Ciuman Pertama Aruna

III-296. Genmu Merasuki Tubuhku



III-296. Genmu Merasuki Tubuhku

0"Apa kamu tidak merasa tertekan?" Ini suara lelaki bermata biru.      
0

Aruna sekedar meliriknya. ia berharap bisa membalas pernyataan suaminya, sayangnya konsentrasinya tersita oleh rasa aneh yang meliuk-liuk di dalam perutnya. tangan kanannya bergerak, menuntunnya untuk membuat elusan pada perut.     

"Aku tidak sanggup lagi," pria di samping Aruna tak ada hentinya mengeluh padahal ada sesuatu yang lebih tidak beres pada tubuh perempuan hamil. "Sayang please.. berhentilah ngambek, hukum saja aku sekarang juga, kalau.."      

kalimat hendra terpotong. gendang telinganya sempat berdengung. Istrinya memekik, memukul kursi pengemudi di depan ia duduk.     

"Herry carikan toilet, aku butuh toilet! sekarang!" Aruna memeluk perutnya dengan ekspresi wajah tersiksa.      

"Iya.. iya nona.." spontan Herry panik.     

Tentu saja lelaki bermata biru lebih panik dibanding siapapun. dia mendekat, menyentuh semua sisi perut Aruna dan mengelus punggung perempuannya. "apa yang terjadi?" kata tanya berulang kali diujarkan mata biru.     

"jangan tanya..! carikan toilet!!" Aruna mencengkram bahu Mahendra.     

"Herry. apa kamu tidak bisa lebih cepat?!" perubahan arah mobil yang dikemudikan Herry membuat Mahendra mengurungkan pertanyaannya berikutnya.      
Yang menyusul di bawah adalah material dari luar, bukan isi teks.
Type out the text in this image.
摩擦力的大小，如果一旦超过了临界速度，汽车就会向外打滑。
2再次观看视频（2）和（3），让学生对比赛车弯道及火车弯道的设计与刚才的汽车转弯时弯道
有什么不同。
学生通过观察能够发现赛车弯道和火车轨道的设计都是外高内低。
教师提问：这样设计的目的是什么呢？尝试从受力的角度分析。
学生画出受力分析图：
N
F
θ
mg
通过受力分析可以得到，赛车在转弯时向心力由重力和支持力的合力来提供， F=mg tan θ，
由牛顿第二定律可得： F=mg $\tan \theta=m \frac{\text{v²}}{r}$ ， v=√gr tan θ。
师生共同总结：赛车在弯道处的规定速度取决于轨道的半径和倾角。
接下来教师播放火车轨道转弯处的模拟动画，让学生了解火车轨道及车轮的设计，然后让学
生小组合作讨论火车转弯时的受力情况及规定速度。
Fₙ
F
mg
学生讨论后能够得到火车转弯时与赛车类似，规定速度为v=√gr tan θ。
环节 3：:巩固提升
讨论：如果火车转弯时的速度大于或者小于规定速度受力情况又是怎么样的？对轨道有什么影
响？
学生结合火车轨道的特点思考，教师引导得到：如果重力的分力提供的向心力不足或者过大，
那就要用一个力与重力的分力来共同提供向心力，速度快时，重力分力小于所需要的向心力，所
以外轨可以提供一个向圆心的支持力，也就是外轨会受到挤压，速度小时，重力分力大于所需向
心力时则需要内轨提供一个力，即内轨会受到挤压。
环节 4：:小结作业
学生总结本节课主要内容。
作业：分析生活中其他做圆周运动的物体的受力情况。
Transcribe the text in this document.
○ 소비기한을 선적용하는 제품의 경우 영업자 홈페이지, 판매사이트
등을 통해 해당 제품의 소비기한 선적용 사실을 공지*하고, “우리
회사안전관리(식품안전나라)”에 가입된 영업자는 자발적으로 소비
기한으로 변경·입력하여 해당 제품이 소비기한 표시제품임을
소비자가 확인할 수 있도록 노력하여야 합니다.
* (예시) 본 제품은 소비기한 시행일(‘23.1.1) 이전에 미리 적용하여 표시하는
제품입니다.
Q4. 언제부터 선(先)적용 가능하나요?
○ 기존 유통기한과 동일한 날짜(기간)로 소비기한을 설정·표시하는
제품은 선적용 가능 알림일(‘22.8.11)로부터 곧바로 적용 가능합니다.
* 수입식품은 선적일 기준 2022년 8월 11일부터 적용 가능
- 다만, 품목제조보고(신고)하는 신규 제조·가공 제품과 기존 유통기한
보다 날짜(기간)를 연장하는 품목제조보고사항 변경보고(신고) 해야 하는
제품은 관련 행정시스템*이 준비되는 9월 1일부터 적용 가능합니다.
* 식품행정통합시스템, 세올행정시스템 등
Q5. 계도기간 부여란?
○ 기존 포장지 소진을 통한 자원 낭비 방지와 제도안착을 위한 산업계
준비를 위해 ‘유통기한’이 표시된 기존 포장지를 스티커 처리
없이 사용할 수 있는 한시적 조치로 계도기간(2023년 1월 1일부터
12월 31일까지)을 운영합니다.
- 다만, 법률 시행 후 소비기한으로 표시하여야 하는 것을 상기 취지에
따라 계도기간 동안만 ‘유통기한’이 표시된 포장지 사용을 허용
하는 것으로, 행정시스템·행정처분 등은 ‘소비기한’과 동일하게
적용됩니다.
Ajudan tersebut memutar kendali, kendaraan roda empat memasuki lokasi SPBU. Sekejab kedua pria tertangkap turun seolah tengah berebut kecepatan berusaha membuka pintu untuk perempuan yang keluhannya kian meresahkan.     

Perempuan bermata coklat dengan Trengginas berjalan cepat menuju kamar mandi. andai tidak hamil bisa jadi dia sudah berlari.      

"Apa yang terjadi pada istriku? herry? apa perlu mencarikan dokter?" suara Mahendra bergetar. wajahnya mengerut cemas.      

Dua orang pria sempat saling menatap sebelum tragedi berikutnya melebarkan tatapan mereka. Perempuan yang baru saja menyusup ke dalam kamar mandi tertangkap lari keluar lalu muntah-muntah.      

Hendra segera menuju istrinya. Walaupun perempuan tersebut tidak mengeluarkan apapun tapi wajah pucatnya mendorong pria yang kini berhasil merengkuh punggung Aruna jadi sama pucatnya.      

"Aku tak bisa memakai toilet itu, aku nggak bisa masuk.." ujar Aruna.      

"apa pintunya terkunci atau penuh?" si panik menatap, ia dilanda rasa was-was.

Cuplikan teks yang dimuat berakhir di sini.